Could a delay of Germany’s exit from nuclear power help?
“It would not be a game changer, but it could help save gas, because a lot of incremental power generation comes from gas power plants. The situation is made worse by the crisis in the French nuclear fleet, where only half of the installed reactor capacity is currently available due to maintenance and faults. This means that extending German nuclear closures at least by the end of the next winter could contribute to relaxing the situation in the power and gas markets.”
There has been a lot of talk about price caps. What is that all about?
“There are two ways in which gas price caps can work: on the one hand, they lower the gas price paid by consumers, reducing the burden on households and industry directly. However, lower prices would likely reduce the amount of LNG Europe can attract in the global markets, as well as reducing incentives to save gas, and could thus make the overall crisis worse by requiring more consumers to be switched off over the next winter. On the other hand, gas price caps have an effect on the power market, where gas power plants frequently set the price. Lower gas prices hence lead to lower power prices; the Spanish government has introduced such a policy recently; the downsides of it are similar to those of the direct effects of the gas price cap: there are lower incentives to save power in a time when we absolutely need to.”
To what extent can Europeans help each other?
“The European gas and electricity grids are closely linked, and European cooperation is essential to get through the next winter. If Russian flows stop completely, those European countries that are landlocked and/or do not have LNG terminals will require imports from those countries that do have access to non-European sources to get through the winter. In that regard, announcements such as that of Hungary recently, which intends to implement an export ban on natural gas and coal, are extremely dangerous. However, there are limits to what individual European countries can do: Spain, for instance, has more than sufficient LNG import capacities to meet its own demand, but is insufficiently connected to the rest of Europe to export all the gas it can import, making gas saving on the Iberian peninsula less effective than in the rest of Europe.”
What is a question you wish you were asked and what is your answer to it?
“Is a change in the European power market design needed in response to the energy price crisis?
There are currently a lot of calls to reform the European power price design in order to decouple power prices from gas prices.

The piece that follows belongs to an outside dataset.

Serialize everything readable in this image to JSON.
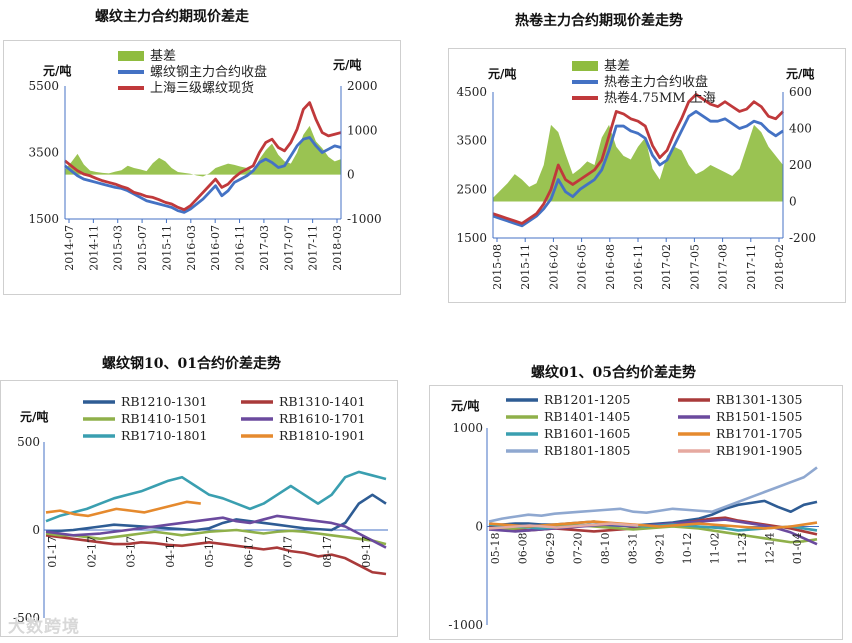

Such proposals are, in my view, dangerous: power is usually priced by the most expensive power plant required to produce the required amount of electricity in any given hour. When this power plant is a very expensive one, for instance because it runs on gas and gas prices are high, this means the power price is very high. However, the high price reflects real economic scarcity, and creates an incentive for consumers, especially in industry, to reduce power consumption. Artificially reducing the price of power seen by industry leads them to save less power, increasing consumption and making the crisis worse. Ad hoc changes to the power market design would likely also affect investor confidence and raise the risk premia applied to financing cost of new investments in power generation capacities.”